Dia 21 de março já entrou no calendário mundial como um momento obrigatório de reflexão sobre os avanços e retrocessos na luta contra a discriminação racial no mundo. Se a ascensão de uma nova extrema direita nacionalista, sem dúvidas, não fizeram dos últimos anos fáceis para os ativistas antirracismo o momento atual parece apontar para um período de ainda mais precariedade e incerteza para essas comunidades

Em 2020 o dia internacional do combate à discriminação racial coincide com o ponto alto de uma crise mortal na área da saúde, mas que tem o potencial de resultar em um intenso processo de degradação social, econômica e política: a pandemia do COVID-19. Se é inegável o efeito dessa crise em todas as camadas e setores da sociedade não podemos ser ingênuos quanto a quais grupos serão mais afetadas neste momento. Em um contexto como o latino americano onde saúde é mercadoria e que o acesso a ela é definido por um histórico processo de estratificação social com base racial o COVID-19 pode representar décadas de retrocessos nos nossos indicadores de desigualdade racial.

Em que pese a diferança na coleta de dados demográficos racializados nos diferentes países latino americanos, o cenário é claro. Os afrodescendentes na América Latina tem 2,5 mais probabilidade de viver na pobreza crônica que os brancos ou mestiços (Banco Mundial). A expectativa de vida dos povos indígenas pode chegar a 20 anos menos do que a média na maior parte dos países da América Latina (ONU). Somado a isso, apesar de a população afrodescente e indígena serem maioria demográficas em alguns países da região: Brasil, Bolívia, Guatemala e Peru ainda ocupam a minoria dos postos de decisões políticas.

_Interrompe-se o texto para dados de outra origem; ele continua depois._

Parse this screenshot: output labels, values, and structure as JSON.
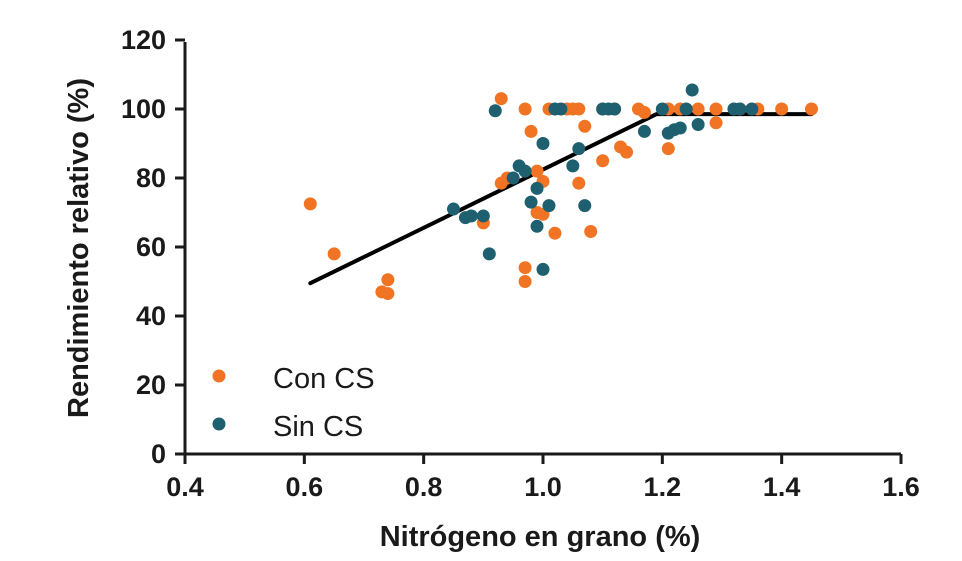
{
  "chart_data": {
    "type": "scatter",
    "xlabel": "Nitrógeno en grano (%)",
    "ylabel": "Rendimiento relativo (%)",
    "xlim": [
      0.4,
      1.6
    ],
    "ylim": [
      0,
      120
    ],
    "xticks": [
      "0.4",
      "0.6",
      "0.8",
      "1.0",
      "1.2",
      "1.4",
      "1.6"
    ],
    "yticks": [
      "0",
      "20",
      "40",
      "60",
      "80",
      "100",
      "120"
    ],
    "grid": false,
    "legend_position": "bottom-left",
    "series": [
      {
        "name": "Con CS",
        "color": "#f07424",
        "points": [
          [
            0.61,
            72.5
          ],
          [
            0.65,
            58
          ],
          [
            0.73,
            47
          ],
          [
            0.74,
            50.5
          ],
          [
            0.74,
            46.5
          ],
          [
            0.9,
            67
          ],
          [
            0.93,
            103
          ],
          [
            0.93,
            78.5
          ],
          [
            0.94,
            80
          ],
          [
            0.97,
            100
          ],
          [
            0.97,
            54
          ],
          [
            0.97,
            50
          ],
          [
            0.98,
            93.5
          ],
          [
            0.99,
            70
          ],
          [
            0.99,
            82
          ],
          [
            1.0,
            79
          ],
          [
            1.0,
            69.5
          ],
          [
            1.01,
            100
          ],
          [
            1.02,
            64
          ],
          [
            1.04,
            100
          ],
          [
            1.05,
            100
          ],
          [
            1.06,
            100
          ],
          [
            1.06,
            78.5
          ],
          [
            1.07,
            95
          ],
          [
            1.08,
            64.5
          ],
          [
            1.1,
            100
          ],
          [
            1.1,
            85
          ],
          [
            1.12,
            100
          ],
          [
            1.13,
            89
          ],
          [
            1.14,
            87.5
          ],
          [
            1.16,
            100
          ],
          [
            1.17,
            99
          ],
          [
            1.21,
            100
          ],
          [
            1.21,
            88.5
          ],
          [
            1.23,
            100
          ],
          [
            1.26,
            100
          ],
          [
            1.29,
            100
          ],
          [
            1.29,
            96
          ],
          [
            1.33,
            100
          ],
          [
            1.36,
            100
          ],
          [
            1.4,
            100
          ],
          [
            1.45,
            100
          ]
        ]
      },
      {
        "name": "Sin CS",
        "color": "#1e5f70",
        "points": [
          [
            0.85,
            71
          ],
          [
            0.87,
            68.5
          ],
          [
            0.88,
            69
          ],
          [
            0.9,
            69
          ],
          [
            0.91,
            58
          ],
          [
            0.92,
            99.5
          ],
          [
            0.95,
            80
          ],
          [
            0.96,
            83.5
          ],
          [
            0.97,
            82
          ],
          [
            0.98,
            73
          ],
          [
            0.99,
            66
          ],
          [
            0.99,
            77
          ],
          [
            1.0,
            90
          ],
          [
            1.0,
            53.5
          ],
          [
            1.01,
            72
          ],
          [
            1.02,
            100
          ],
          [
            1.03,
            100
          ],
          [
            1.05,
            83.5
          ],
          [
            1.06,
            88.5
          ],
          [
            1.07,
            72
          ],
          [
            1.1,
            100
          ],
          [
            1.11,
            100
          ],
          [
            1.12,
            100
          ],
          [
            1.17,
            93.5
          ],
          [
            1.2,
            100
          ],
          [
            1.21,
            93
          ],
          [
            1.22,
            94
          ],
          [
            1.23,
            94.5
          ],
          [
            1.24,
            100
          ],
          [
            1.25,
            105.5
          ],
          [
            1.26,
            95.5
          ],
          [
            1.32,
            100
          ],
          [
            1.33,
            100
          ],
          [
            1.35,
            100
          ]
        ]
      }
    ],
    "fit_line": {
      "color": "#000000",
      "points": [
        [
          0.61,
          49.5
        ],
        [
          1.19,
          98.5
        ],
        [
          1.45,
          98.5
        ]
      ]
    }
  }
}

Esse cenário de desigualdade racial é um agravador do impacto do COVID-19, exemplos concretos não faltam. No Brasil apesar da maior parte dos casos ainda estar relacionados as classes mais altas primeiras mortes estão concentrados em afrodescendentes prestadores de serviços, em especial dométiscos. As informações adequadas aos contextos indigenas ainda não avançaram na maior parte dos países e muitos parques de terra indigenas ainda estão abertos para visitação. As famosas lacunas de acesso à saúde, condições de moradia e renda que marcam os corpos racializados em nossos países ainda estão na margem dos debates de como enfrentar a crise em nossa região, mas, acredite, sem dúvidas são pistas importantes do triste futuro que está por vir.

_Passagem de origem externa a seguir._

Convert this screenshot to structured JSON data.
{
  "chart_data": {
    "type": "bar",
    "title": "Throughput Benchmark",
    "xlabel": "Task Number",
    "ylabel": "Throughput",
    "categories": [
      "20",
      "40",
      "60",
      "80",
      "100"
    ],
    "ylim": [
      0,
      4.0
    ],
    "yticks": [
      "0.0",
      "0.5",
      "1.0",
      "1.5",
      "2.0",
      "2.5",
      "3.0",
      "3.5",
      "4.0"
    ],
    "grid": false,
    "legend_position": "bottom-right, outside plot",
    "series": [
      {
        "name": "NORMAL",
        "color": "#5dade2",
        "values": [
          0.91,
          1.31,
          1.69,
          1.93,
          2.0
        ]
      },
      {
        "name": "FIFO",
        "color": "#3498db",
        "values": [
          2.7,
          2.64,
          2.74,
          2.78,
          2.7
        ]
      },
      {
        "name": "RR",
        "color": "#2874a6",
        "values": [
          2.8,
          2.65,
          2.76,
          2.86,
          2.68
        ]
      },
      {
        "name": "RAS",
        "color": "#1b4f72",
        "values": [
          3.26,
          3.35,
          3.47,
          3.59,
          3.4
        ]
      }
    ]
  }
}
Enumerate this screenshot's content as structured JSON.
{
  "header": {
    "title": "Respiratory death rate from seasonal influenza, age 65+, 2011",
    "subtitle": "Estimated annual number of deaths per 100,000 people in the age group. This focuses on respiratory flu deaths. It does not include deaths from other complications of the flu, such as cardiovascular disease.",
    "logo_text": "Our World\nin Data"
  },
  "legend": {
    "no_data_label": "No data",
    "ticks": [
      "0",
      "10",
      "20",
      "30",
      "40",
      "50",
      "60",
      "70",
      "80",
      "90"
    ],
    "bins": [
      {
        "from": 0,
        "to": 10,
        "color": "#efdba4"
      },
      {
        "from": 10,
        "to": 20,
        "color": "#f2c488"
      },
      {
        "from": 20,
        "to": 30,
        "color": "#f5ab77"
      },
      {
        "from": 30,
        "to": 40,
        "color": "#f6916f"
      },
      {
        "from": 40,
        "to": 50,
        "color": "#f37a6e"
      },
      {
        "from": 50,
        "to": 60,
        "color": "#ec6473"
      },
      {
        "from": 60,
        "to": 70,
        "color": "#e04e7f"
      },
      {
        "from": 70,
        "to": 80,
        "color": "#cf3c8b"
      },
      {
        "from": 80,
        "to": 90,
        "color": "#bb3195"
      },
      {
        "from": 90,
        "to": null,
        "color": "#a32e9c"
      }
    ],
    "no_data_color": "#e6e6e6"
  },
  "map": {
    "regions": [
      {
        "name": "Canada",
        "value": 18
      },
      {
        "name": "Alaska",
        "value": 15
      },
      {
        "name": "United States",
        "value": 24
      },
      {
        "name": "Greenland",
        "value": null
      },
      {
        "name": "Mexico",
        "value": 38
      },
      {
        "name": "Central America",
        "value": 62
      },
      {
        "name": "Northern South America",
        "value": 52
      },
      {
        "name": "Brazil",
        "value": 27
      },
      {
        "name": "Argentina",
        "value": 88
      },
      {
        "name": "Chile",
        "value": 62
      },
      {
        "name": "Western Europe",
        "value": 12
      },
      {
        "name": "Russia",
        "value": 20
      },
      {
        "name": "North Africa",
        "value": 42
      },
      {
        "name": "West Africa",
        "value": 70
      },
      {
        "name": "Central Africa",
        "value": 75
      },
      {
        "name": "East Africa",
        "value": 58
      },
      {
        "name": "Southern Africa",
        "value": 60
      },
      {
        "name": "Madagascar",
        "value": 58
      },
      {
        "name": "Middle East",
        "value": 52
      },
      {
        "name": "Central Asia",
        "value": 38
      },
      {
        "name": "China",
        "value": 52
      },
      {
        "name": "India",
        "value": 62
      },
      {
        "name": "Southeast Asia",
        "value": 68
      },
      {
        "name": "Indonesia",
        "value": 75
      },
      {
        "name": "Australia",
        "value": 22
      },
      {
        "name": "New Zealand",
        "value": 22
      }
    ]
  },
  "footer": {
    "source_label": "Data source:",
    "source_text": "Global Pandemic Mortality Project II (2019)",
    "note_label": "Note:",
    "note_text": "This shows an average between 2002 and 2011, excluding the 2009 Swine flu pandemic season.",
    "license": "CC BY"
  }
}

Apesar do nível de alerta, nenhum país latino americano apresentou um pacote de medidas sociais e econômicas consistente ao tamanho do desafio que a região mais desigual do mundo irá enfrentar. Nós da Fundação Cidadania Inteligente temos trabalhado nos últimos anos de forma ativa no enfrentamento a discriminação racial: mudando os nossos protocolos de trabalho, apoiando projetos que promovem novas vozes e corpos na política como Mulheres Negras Decidem e Me Representa e adotando a perspectiva interseccional como ponto de partida para a elaboração dos nossos novos projetos. Como uma organização comprometida com a correção das desigualdades sociais e raciais nos somamos aos esforços globais de enfrentamento ao COVID-19 e cobramos medidas eficazes para frear o aceleramento das desigualdades nesse novo contexto.